Zweitliga-Spitzenreiter FC St. Pauli hat beim Krisenteam FC Schalke 04 mit der zweiten Saisonniederlage einen Rückschlag hinnehmen müssen. Mit 1:3 (0:1) unterlag das Team von Trainer Fabian Hürzeler am Freitagabend beim stark verbesserten Bundesliga-Absteiger verdient.

Vor 61.497 Zuschauern in der ausverkauften Schalker Arena trafen zweimal Yusuf Kabadayi (44. Minute/73.) sowie Kenan Karaman (90.+2) für den Revierclub, der sich damit erst einmal etwas von den Abstiegsrängen absetzen konnte. Die lange Zeit chancenlosen Hamburger verkürzten zwischenzeitlich nur dank eines abgefälschten Schusses von Elias Saad (89.).

Der bislang so souveräne Tabellenführer war dabei klar unterlegen, wurde selbst kaum gefährlich und verhinderte nur mit Mühe eine noch höhere Niederlage. Zudem verletzte sich Eric Smith früh und musste bereits in der zwölften Minute ausgewechselt werden.

Der Abstand auf einen Nicht-Aufstiegsrang könnte sich für die Hamburger am Wochenende nun auf sieben Zähler verringern. Die zuvor letzte und erste Niederlage in dieser Saison hatte St. Pauli vor drei Wochen in Magdeburg kassiert.

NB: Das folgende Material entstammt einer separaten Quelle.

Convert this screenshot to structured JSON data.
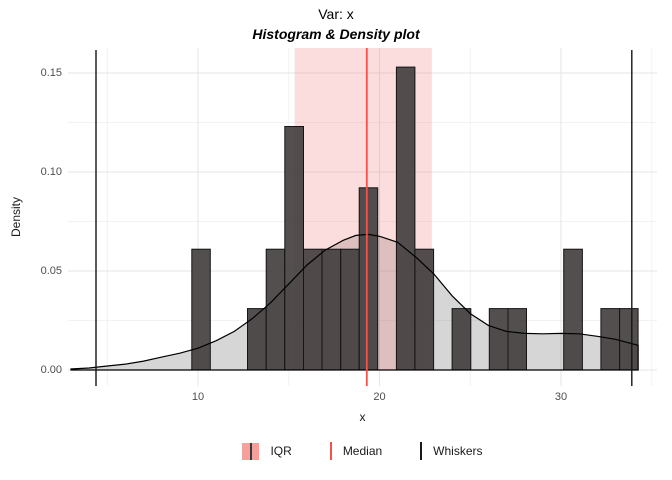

Für die Schalker war der dritte Heimsieg in Serie enorm wichtig. Nach dem 0:3 zuletzt nach indiskutabler Leistung in Magdeburg war die Stimmung in Gelsenkirchen gekippt. Am Montag hatte sich das Team in einer intensiven Aussprache intern die Meinung gesagt. Der unter Druck geratene Coach Karel Geraerts reagierte mit fünf Startelf-Wechseln und wurde belohnt: So engagiert und überlegen wie gegen St. Pauli trat sein Team lange nicht auf.